Saturday, February 19, 2011

A word about 2010

I feel like I owe you an explanation about the garden last year.  In May 2010, my father passed away.  He was my gardening buddy.  Even though he couldn't physically go out into the garden often anymore, I would come in every morning and give him a run down of what had sprouted and what was growing well and what problems there might be.  After he passed, I couldn't look at the garden without feeling pain.  I just quit going out to the garden.  I let weeds take over and the plants all developed insect problems.  Last year's garden was pretty much a total loss with the exception of some tomatoes, peppers, okra, and a handful of peas. In some ways, I even hated that garden.  I didn't want it--I wanted my dad back.  I know my dad would have been disappointed that I let it get that way, but I couldn't bear the pain.  It was too fresh of a wound.  I missed him too much.

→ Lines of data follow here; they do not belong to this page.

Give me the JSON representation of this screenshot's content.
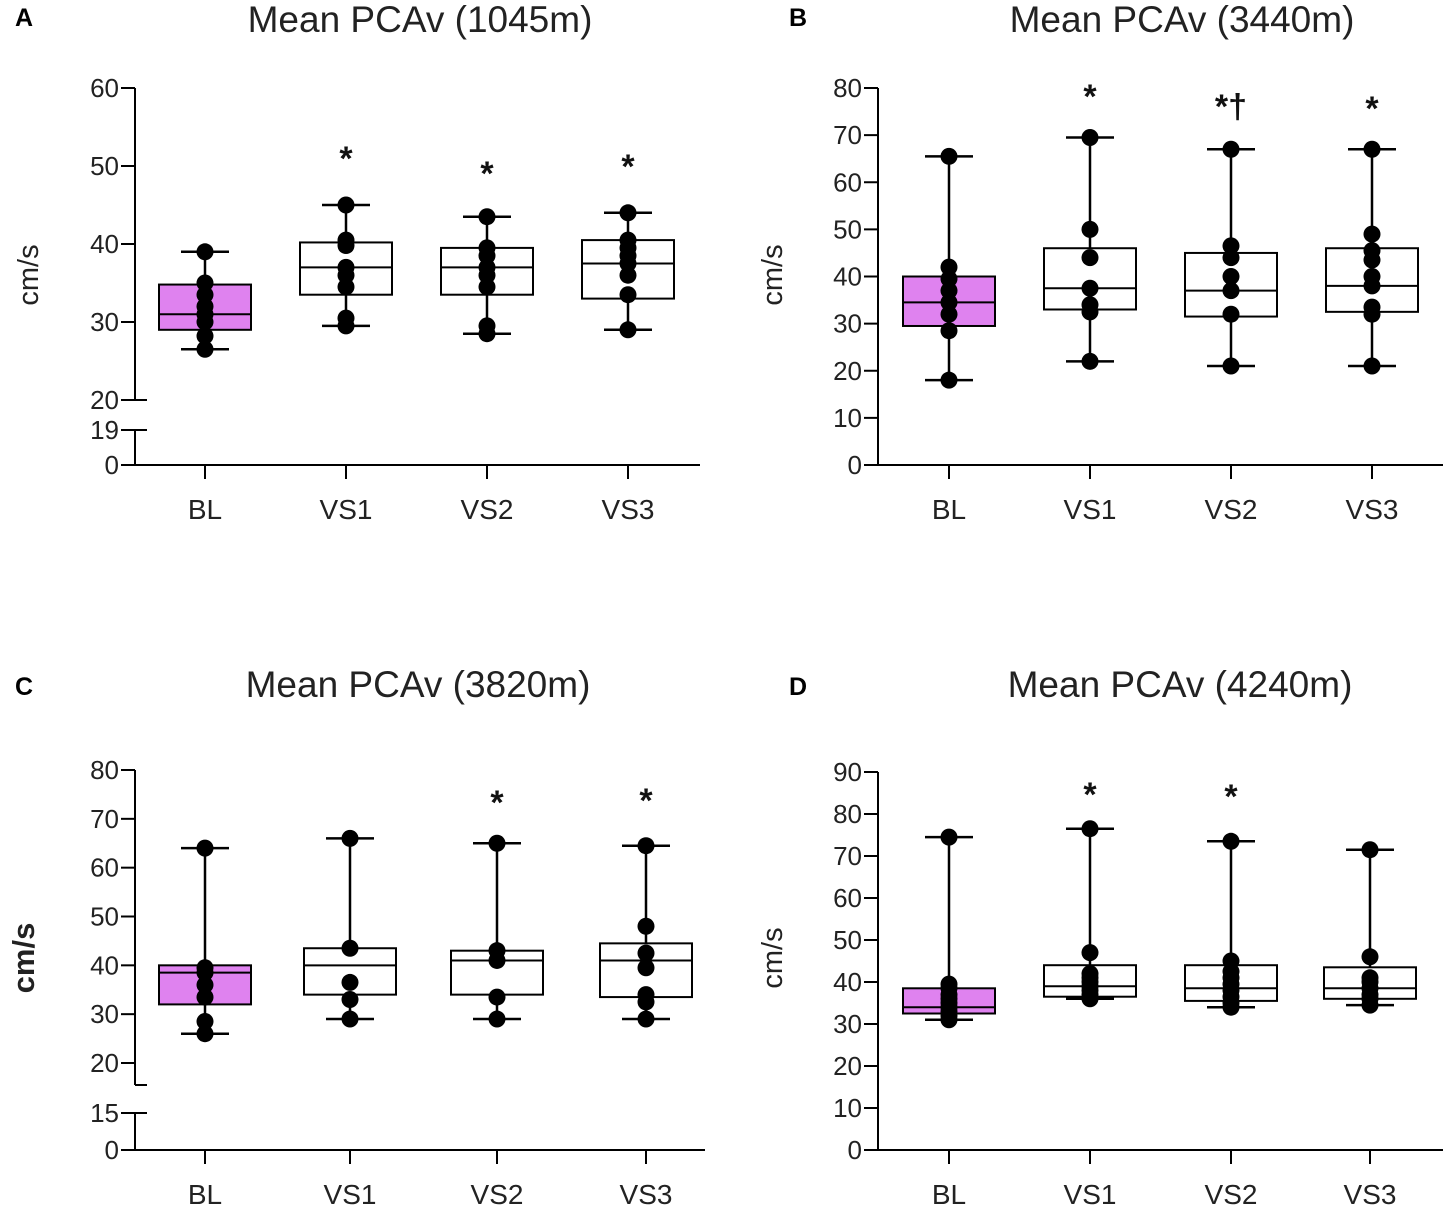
{
  "colors": {
    "baseline_fill": "#df82ef",
    "box_fill": "#ffffff",
    "ink": "#000000"
  },
  "chart_data": [
    {
      "type": "box",
      "panel": "A",
      "title": "Mean PCAv (1045m)",
      "ylabel": "cm/s",
      "ylabel_bold": false,
      "ylim": [
        0,
        60
      ],
      "axis_break": {
        "upper_start": 20,
        "lower_end": 19
      },
      "yticks": [
        0,
        19,
        20,
        30,
        40,
        50,
        60
      ],
      "categories": [
        "BL",
        "VS1",
        "VS2",
        "VS3"
      ],
      "boxes": [
        {
          "category": "BL",
          "min": 26.5,
          "q1": 29,
          "median": 31,
          "q3": 34.8,
          "max": 39,
          "points": [
            26.5,
            28.2,
            30,
            31,
            32,
            33.5,
            35,
            39
          ],
          "significance": ""
        },
        {
          "category": "VS1",
          "min": 29.5,
          "q1": 33.5,
          "median": 37,
          "q3": 40.2,
          "max": 45,
          "points": [
            29.5,
            30.5,
            34.5,
            36,
            37,
            39.8,
            40.5,
            45
          ],
          "significance": "*"
        },
        {
          "category": "VS2",
          "min": 28.5,
          "q1": 33.5,
          "median": 37,
          "q3": 39.5,
          "max": 43.5,
          "points": [
            28.5,
            29.5,
            34.5,
            36,
            37,
            38.5,
            39.5,
            43.5
          ],
          "significance": "*"
        },
        {
          "category": "VS3",
          "min": 29,
          "q1": 33,
          "median": 37.5,
          "q3": 40.5,
          "max": 44,
          "points": [
            29,
            33.5,
            36,
            37.5,
            38.5,
            39.5,
            40.5,
            44
          ],
          "significance": "*"
        }
      ]
    },
    {
      "type": "box",
      "panel": "B",
      "title": "Mean PCAv (3440m)",
      "ylabel": "cm/s",
      "ylabel_bold": false,
      "ylim": [
        0,
        80
      ],
      "axis_break": null,
      "yticks": [
        0,
        10,
        20,
        30,
        40,
        50,
        60,
        70,
        80
      ],
      "categories": [
        "BL",
        "VS1",
        "VS2",
        "VS3"
      ],
      "boxes": [
        {
          "category": "BL",
          "min": 18,
          "q1": 29.5,
          "median": 34.5,
          "q3": 40,
          "max": 65.5,
          "points": [
            18,
            28.5,
            32,
            34.5,
            37,
            39.5,
            42,
            65.5
          ],
          "significance": ""
        },
        {
          "category": "VS1",
          "min": 22,
          "q1": 33,
          "median": 37.5,
          "q3": 46,
          "max": 69.5,
          "points": [
            22,
            32.5,
            34,
            37.5,
            44,
            50,
            69.5
          ],
          "significance": "*"
        },
        {
          "category": "VS2",
          "min": 21,
          "q1": 31.5,
          "median": 37,
          "q3": 45,
          "max": 67,
          "points": [
            21,
            32,
            37,
            40,
            44,
            46.5,
            67
          ],
          "significance": "*†"
        },
        {
          "category": "VS3",
          "min": 21,
          "q1": 32.5,
          "median": 38,
          "q3": 46,
          "max": 67,
          "points": [
            21,
            32,
            33.5,
            38,
            40,
            43.5,
            45.5,
            49,
            67
          ],
          "significance": "*"
        }
      ]
    },
    {
      "type": "box",
      "panel": "C",
      "title": "Mean PCAv (3820m)",
      "ylabel": "cm/s",
      "ylabel_bold": true,
      "ylim": [
        0,
        80
      ],
      "axis_break": {
        "upper_start": 20,
        "lower_end": 15
      },
      "yticks": [
        0,
        15,
        20,
        30,
        40,
        50,
        60,
        70,
        80
      ],
      "categories": [
        "BL",
        "VS1",
        "VS2",
        "VS3"
      ],
      "boxes": [
        {
          "category": "BL",
          "min": 26,
          "q1": 32,
          "median": 38.5,
          "q3": 40,
          "max": 64,
          "points": [
            26,
            28.5,
            33.5,
            36,
            38.5,
            39.5,
            64
          ],
          "significance": ""
        },
        {
          "category": "VS1",
          "min": 29,
          "q1": 34,
          "median": 40,
          "q3": 43.5,
          "max": 66,
          "points": [
            29,
            33,
            36.5,
            43.5,
            66
          ],
          "significance": ""
        },
        {
          "category": "VS2",
          "min": 29,
          "q1": 34,
          "median": 41,
          "q3": 43,
          "max": 65,
          "points": [
            29,
            33.5,
            41,
            43,
            65
          ],
          "significance": "*"
        },
        {
          "category": "VS3",
          "min": 29,
          "q1": 33.5,
          "median": 41,
          "q3": 44.5,
          "max": 64.5,
          "points": [
            29,
            32.5,
            34,
            39.5,
            42.5,
            48,
            64.5
          ],
          "significance": "*"
        }
      ]
    },
    {
      "type": "box",
      "panel": "D",
      "title": "Mean PCAv (4240m)",
      "ylabel": "cm/s",
      "ylabel_bold": false,
      "ylim": [
        0,
        90
      ],
      "axis_break": null,
      "yticks": [
        0,
        10,
        20,
        30,
        40,
        50,
        60,
        70,
        80,
        90
      ],
      "categories": [
        "BL",
        "VS1",
        "VS2",
        "VS3"
      ],
      "boxes": [
        {
          "category": "BL",
          "min": 31,
          "q1": 32.5,
          "median": 34,
          "q3": 38.5,
          "max": 74.5,
          "points": [
            31,
            32,
            33,
            34,
            35,
            36,
            37,
            38.5,
            39.5,
            74.5
          ],
          "significance": ""
        },
        {
          "category": "VS1",
          "min": 36,
          "q1": 36.5,
          "median": 39,
          "q3": 44,
          "max": 76.5,
          "points": [
            36,
            37,
            38,
            39,
            40,
            41,
            42,
            47,
            76.5
          ],
          "significance": "*"
        },
        {
          "category": "VS2",
          "min": 34,
          "q1": 35.5,
          "median": 38.5,
          "q3": 44,
          "max": 73.5,
          "points": [
            34,
            35,
            36.5,
            38,
            39.5,
            41,
            42.5,
            45,
            73.5
          ],
          "significance": "*"
        },
        {
          "category": "VS3",
          "min": 34.5,
          "q1": 36,
          "median": 38.5,
          "q3": 43.5,
          "max": 71.5,
          "points": [
            34.5,
            36,
            37,
            38.5,
            40,
            41,
            46,
            71.5
          ],
          "significance": ""
        }
      ]
    }
  ]
}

I'll be honest, it hurts this year too, but I have to go on with it.  Although I usually have so much fun with the garden- isn't just my playtoy, it's responsible for feeding my family healthy foods and saving us money.  This year, I hope and pray for a bountiful harvest --and I also pray that I find the peace I need to enjoy the garden like I used to.

Enough of 2010 - It was a horrible year and it's over.  Let's get started on 2011's garden!